Stava seduto al solito posto, in un angolo della piazza, silenzioso, quasi meditasse. Rispondeva al saluto ma rimaneva seduto e non chiedeva più soldi.

Alcuni di noi lo avvicinarono e si prodigarono perché venisse a mangiare nelle nostre abitazioni e per fargli avere qualcosa in tasca gli facemmo fare qualche piccolo lavoretto. Jerry, col tempo, si mostrò bravo nei lavori di muratura, in quello elettrico, nelle saldature e nei lavori in campagna. Apprendemmo che era della Repubblica Ceca e che conosceva tre lingue. Aveva voluto conoscere la vita da Hippy ma ora si era stancato e voleva fermarsi a Mazara del Vallo a lavorare cosa che fece con assiduità ora qua, ora là.

Trovò una casa in locazione e gli fu regalata una vecchia macchina dopo che gli facemmo prendere la patente di guida. Continuava a bere ma senza eccedere. Vestiva abiti usati ma puliti e faceva la sua figura anche perché, con i suoi soldi, gli feci mettere una adeguata dentiera visto che aveva difficoltà a mangiare. Questa vita durò alcuni anni e Jerry riuscì a lavorare quasi sempre facendosi anche la ragazza.

Quando la sua macchina aveva problemi veniva da me ed io gli prestavo la mia.

Con la crisi del 2010 il lavoro venne meno, i soldi non bastavano più e chiese consiglio agli amici convincendosi alla fine che la soluzione migliore era quella di andare a cercare fortuna altrove magari all’estero. Non so perché partì per andare in Austria.

L’altro pomeriggio, causa il protrarsi del bel tempo da noi (siamo quasi alla fine di ottobre) con i soliti amici ci siamo ritrovati presso la gelateria del lungomare Mazzini. Ad un tratto qualcuno mi tocca la spalla e mi chiama; “Paolo! Paolo! Sono Jerry“.

Mi alzai, rimasi sbalordito – nel vederlo – ma felice e lo abbracciai con impeto.

Lo invitai a sedere e facendolo mi presentò una ragazza dicendo che parlava solo “ceco” e che era la sua ragazza. Una giovane carina sui venti, ventidue anni. Mi faccio raccontare la sua nuova avventura durante questa assenza e mi fa sapere che lavorava a Linz in Austria dove guadagnava bene e tutti gli volevano bene trovando nuovi amici. Mi disse che era in vacanza, per una settimana, e che era venuto direttamente a Mazara del Vallo perché qui aveva gli amici e si sentiva a casa sua. Dormiva presso amici e mangiava da Francesco, altro amico comune. Lo invitai a venire a mangiare a casa mia il lunedì successivo (l’incontro avvenne di venerdì ed io il sabato e la domenica dovevo andare in gita a Gangi e a Castelbuono) ma rifiutò perché altri amici lo avevano invitato e doveva accontentare un po’ tutti.

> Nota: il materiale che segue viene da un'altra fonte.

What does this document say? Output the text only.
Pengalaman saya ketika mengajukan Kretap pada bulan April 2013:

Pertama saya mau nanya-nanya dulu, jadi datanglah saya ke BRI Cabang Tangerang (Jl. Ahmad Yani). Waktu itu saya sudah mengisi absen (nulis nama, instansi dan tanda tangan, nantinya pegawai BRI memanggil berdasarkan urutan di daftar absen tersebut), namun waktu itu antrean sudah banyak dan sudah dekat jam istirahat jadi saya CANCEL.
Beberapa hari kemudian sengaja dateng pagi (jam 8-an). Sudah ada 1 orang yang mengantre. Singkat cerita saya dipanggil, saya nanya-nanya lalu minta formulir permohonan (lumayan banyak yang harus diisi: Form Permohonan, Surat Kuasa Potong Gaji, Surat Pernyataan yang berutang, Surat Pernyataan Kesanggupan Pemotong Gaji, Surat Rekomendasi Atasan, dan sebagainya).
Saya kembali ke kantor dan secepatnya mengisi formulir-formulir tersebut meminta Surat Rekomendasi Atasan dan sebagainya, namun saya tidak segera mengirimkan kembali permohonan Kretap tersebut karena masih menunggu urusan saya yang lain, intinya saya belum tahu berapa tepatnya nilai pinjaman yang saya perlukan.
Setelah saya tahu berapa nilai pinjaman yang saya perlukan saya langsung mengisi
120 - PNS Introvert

Rimase a parlare un poco e poi andò via, con la sua ragazza, felicissimo di avermi visto e salutato, promettendo che sarebbe ritornato in estate.

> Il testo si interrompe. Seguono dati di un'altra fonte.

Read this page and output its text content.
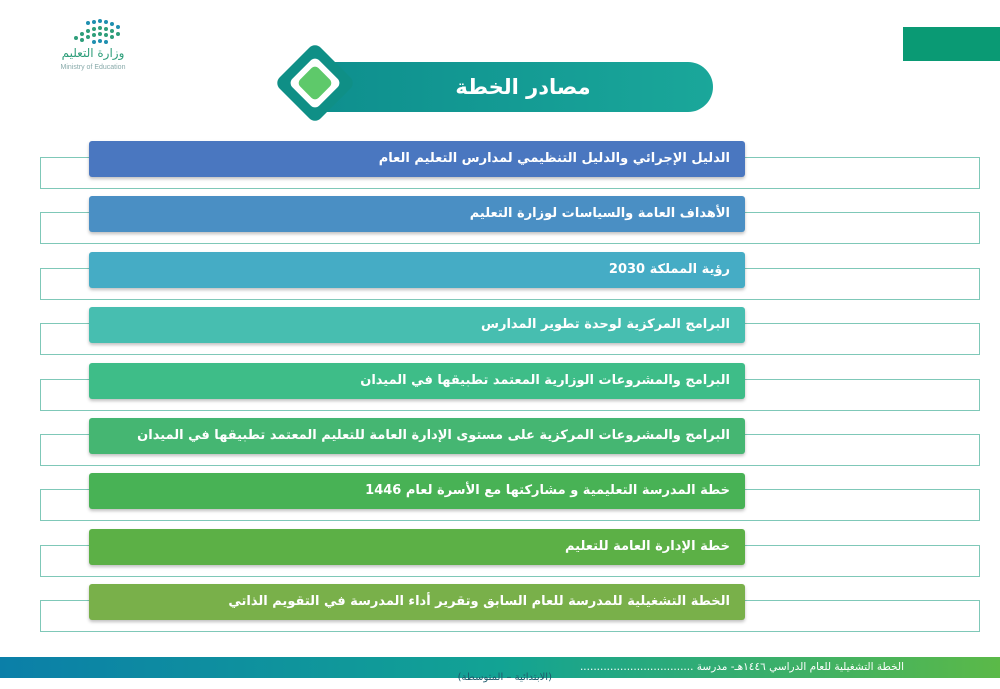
وزارة التعليم
Ministry of Education
مصادر الخطة
الدليل الإجرائي والدليل التنظيمي لمدارس التعليم العام
الأهداف العامة والسياسات لوزارة التعليم
رؤية المملكة 2030
البرامج المركزية لوحدة تطوير المدارس
البرامج والمشروعات الوزارية المعتمد تطبيقها في الميدان
البرامج والمشروعات المركزية على مستوى الإدارة العامة للتعليم المعتمد تطبيقها في الميدان
خطة المدرسة التعليمية و مشاركتها مع الأسرة لعام 1446
خطة الإدارة العامة للتعليم
الخطة التشغيلية للمدرسة للعام السابق وتقرير أداء المدرسة في التقويم الذاتي
الخطة التشغيلية للعام الدراسي ١٤٤٦هـ- مدرسة ..................................
(الابتدائية – المتوسطة)
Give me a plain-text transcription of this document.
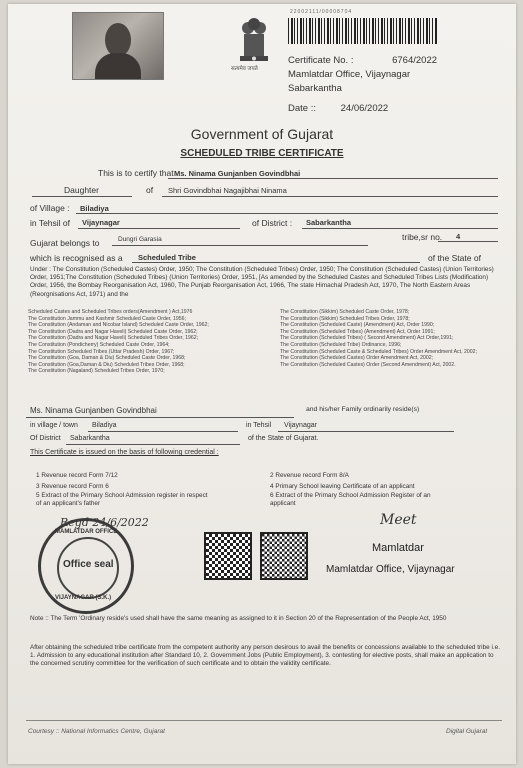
सत्यमेव जयते
22002111/00008704
Certificate No. :	6764/2022
Mamlatdar Office, Vijaynagar
Sabarkantha
Date ::	24/06/2022
Government of Gujarat
SCHEDULED TRIBE CERTIFICATE
This is to certify that Ms. Ninama Gunjanben Govindbhai
Daughter	of Shri Govindbhai Nagajibhai Ninama
of Village : Biladiya
in Tehsil of Vijaynagar	of District : Sabarkantha
Gujarat belongs to	Dungri Garasia	tribe,sr no. 4
which is recognised as a Scheduled Tribe	of the State of
Under : The Constitution (Scheduled Castes) Order, 1950; The Constitution (Scheduled Tribes) Order, 1950; The Constitution (Scheduled Castes) (Union Territories) Order, 1951;The Constitution (Scheduled Tribes) (Union Territories) Order, 1951, [As amended by the Scheduled Castes and Scheduled Tribes Lists (Modification) Order, 1956, the Bombay Reorganisation Act, 1960, The Punjab Reorganisation Act, 1966, The state Himachal Pradesh Act, 1970, The North Eastern Areas (Reorgnisations Act, 1971) and the
Scheduled Castes and Scheduled Tribes orders(Amendment ) Act,1976
The Constitution Jammu and Kashmir Scheduled Caste Order, 1956;
The Constitution (Andaman and Nicobar Island) Scheduled Caste Order, 1962;
The Constitution (Dadra and Nagar Haveli) Scheduled Caste Order, 1962;
The Constitution (Dadra and Nagar Haveli) Scheduled Tribes Order, 1962;
The Constitution (Pondicherry) Scheduled Caste Order, 1964;
The Constitution Scheduled Tribes (Uttar Pradesh) Order, 1967;
The Constitution (Goa, Daman & Diu) Scheduled Caste Order, 1968;
The Constitution (Goa,Daman & Diu) Scheduled Tribes Order, 1968;
The Constitution (Nagaland) Scheduled Tribes Order, 1970;
The Constitution (Sikkim) Scheduled Caste Order, 1978;
The Constitution (Sikkim) Scheduled Tribes Order, 1978;
The Constitution (Scheduled Caste) (Amendment) Act, Order 1990;
The Constitution (Scheduled Tribes) (Amendment) Act, Order 1991;
The Constitution (Scheduled Tribes) ( Second Amendment) Act Order,1991;
The Constitution (Scheduled Tribe) Ordinance, 1996;
The Constitution (Scheduled Caste & Scheduled Tribes) Order Amendment Act, 2002;
The Constitution (Scheduled Castes) Order Amendment Act, 2002;
The Constitution (Scheduled Castes) Order (Second Amendment) Act, 2002.
Ms. Ninama Gunjanben Govindbhai	and his/her Family ordinarily reside(s)
in village / town Biladiya	in Tehsil Vijaynagar
Of District Sabarkantha	of the State of Gujarat.
This Certificate is issued on the basis of following credential :
1 Revenue record Form 7/12
3 Revenue record Form 6
5 Extract of the Primary School Admission register in respect
of an applicant's father
2 Revenue record Form 8/A
4 Primary School leaving Certificate of an applicant
6 Extract of the Primary School Admission Register of an
applicant
Regd 24/6/2022
MAMLATDAR OFFICE
Office seal
VIJAYNAGAR (S.K.)
Meet
Mamlatdar
Mamlatdar Office, Vijaynagar
Note :: The Term 'Ordinary reside's used shall have the same meaning as assigned to it in Section 20 of the Representation of the People Act, 1950
After obtaining the scheduled tribe certificate from the competent authority any person desirous to avail the benefits or concessions available to the scheduled tribe i.e. 1. Admission to any educational institution after Standard 10, 2. Government Jobs (Public Employment), 3. contesting for elective posts, shall make an application to the concerned scrutiny committee for the verification of such certificate and to obtain the validity certificate.
Courtesy :: National Informatics Centre, Gujarat	Digital Gujarat
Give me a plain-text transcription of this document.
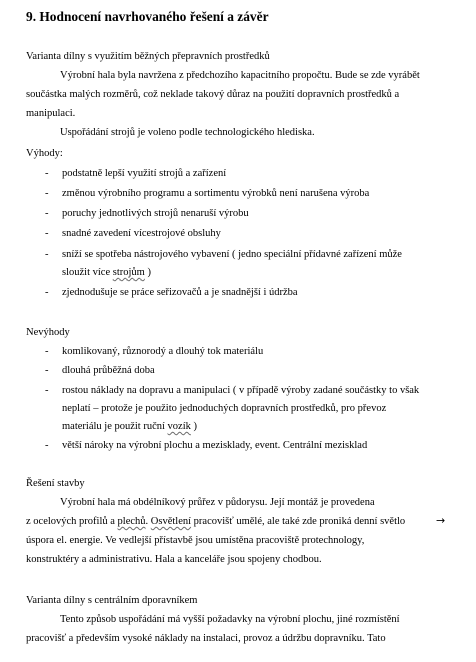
9. Hodnocení navrhovaného řešení a závěr
Varianta dílny s využitím běžných přepravních prostředků
Výrobní hala byla navržena z předchozího kapacitního propočtu. Bude se zde vyrábět
součástka malých rozměrů, což neklade takový důraz na použití dopravních prostředků a
manipulaci.
Uspořádání strojů je voleno podle technologického hlediska.
Výhody:
- podstatně lepší využití strojů a zařízení
- změnou výrobního programu a sortimentu výrobků není narušena výroba
- poruchy jednotlivých strojů nenaruší výrobu
- snadné zavedení vícestrojové obsluhy
- sníží se spotřeba nástrojového vybavení ( jedno speciální přídavné zařízení může
sloužit více strojům )
- zjednodušuje se práce seřizovačů a je snadnější i údržba
Nevýhody
- komlikovaný, různorodý a dlouhý tok materiálu
- dlouhá průběžná doba
- rostou náklady na dopravu a manipulaci ( v případě výroby zadané součástky to však
neplatí – protože je použito jednoduchých dopravních prostředků, pro převoz
materiálu je použit ruční vozík )
- větší nároky na výrobní plochu a mezisklady, event. Centrální mezisklad
Řešení stavby
Výrobní hala má obdélníkový průřez v půdorysu. Její montáž je provedena
z ocelových profilů a plechů. Osvětlení pracovišť umělé, ale také zde proniká denní světlo	→
úspora el. energie. Ve vedlejší přístavbě jsou umístěna pracoviště protechnology,
konstruktéry a administrativu. Hala a kanceláře jsou spojeny chodbou.
Varianta dílny s centrálním dporavníkem
Tento způsob uspořádání má vyšší požadavky na výrobní plochu, jiné rozmístění
pracovišť a především vysoké náklady na instalaci, provoz a údržbu dopravníku. Tato
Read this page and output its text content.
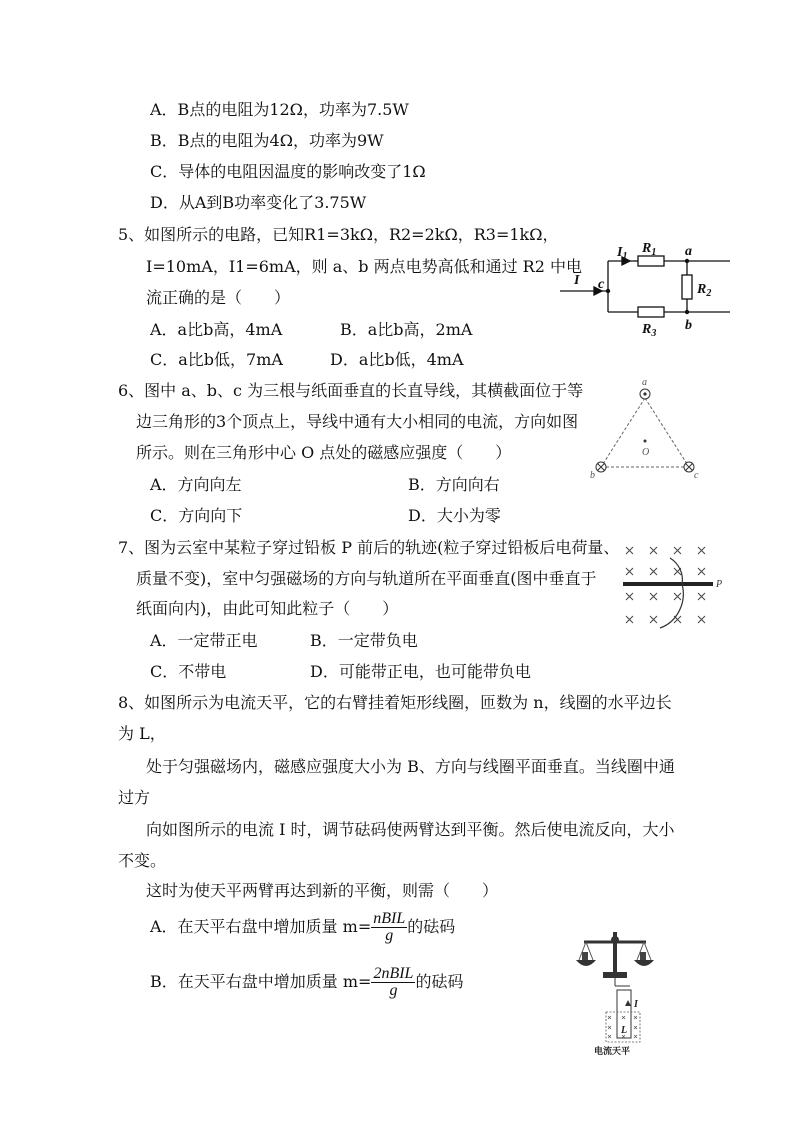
A．B点的电阻为12Ω，功率为7.5W
B．B点的电阻为4Ω，功率为9W
C．导体的电阻因温度的影响改变了1Ω
D．从A到B功率变化了3.75W
5、如图所示的电路，已知R1=3kΩ，R2=2kΩ，R3=1kΩ，
I=10mA，I1=6mA，则 a、b 两点电势高低和通过 R2 中电
流正确的是（　　）
A．a比b高，4mA	B．a比b高，2mA
C．a比b低，7mA	D．a比b低，4mA
I
$I_1$
$R_1$
$R_2$
$R_3$
a
b
c
6、图中 a、b、c 为三根与纸面垂直的长直导线，其横截面位于等
边三角形的3个顶点上，导线中通有大小相同的电流，方向如图
所示。则在三角形中心 O 点处的磁感应强度（　　）
A．方向向左	B．方向向右
C．方向向下	D．大小为零
a
b	c
O
7、图为云室中某粒子穿过铅板 P 前后的轨迹(粒子穿过铅板后电荷量、
质量不变)，室中匀强磁场的方向与轨道所在平面垂直(图中垂直于
纸面向内)，由此可知此粒子（　　）
A．一定带正电	B．一定带负电
C．不带电	D．可能带正电，也可能带负电
P
8、如图所示为电流天平，它的右臂挂着矩形线圈，匝数为 n，线圈的水平边长
为 L，
处于匀强磁场内，磁感应强度大小为 B、方向与线圈平面垂直。当线圈中通
过方
向如图所示的电流 I 时，调节砝码使两臂达到平衡。然后使电流反向，大小
不变。
这时为使天平两臂再达到新的平衡，则需（　　）
A．在天平右盘中增加质量 $m= \frac{\text{nBIL}}{g}$ 的砝码
B．在天平右盘中增加质量 $m= \frac{\text{2nBIL}}{g}$ 的砝码
I
L
电流天平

Lo vidi allontanare lentamente e, seguendolo con gli occhi, fra me e me dicevo: una bella coppia, due persone normali, due giovani di bell’aspetto. In cuor mio ero contento per lui, per me che – in parte – grazie all’aiuto ed ai consigli dati avevo contribuito al suo recupero nonché a farlo diventare un uomo responsabile, inserito in società, con un avvenire migliore di quello che gli si prospettava quando l’avevo conosciuto.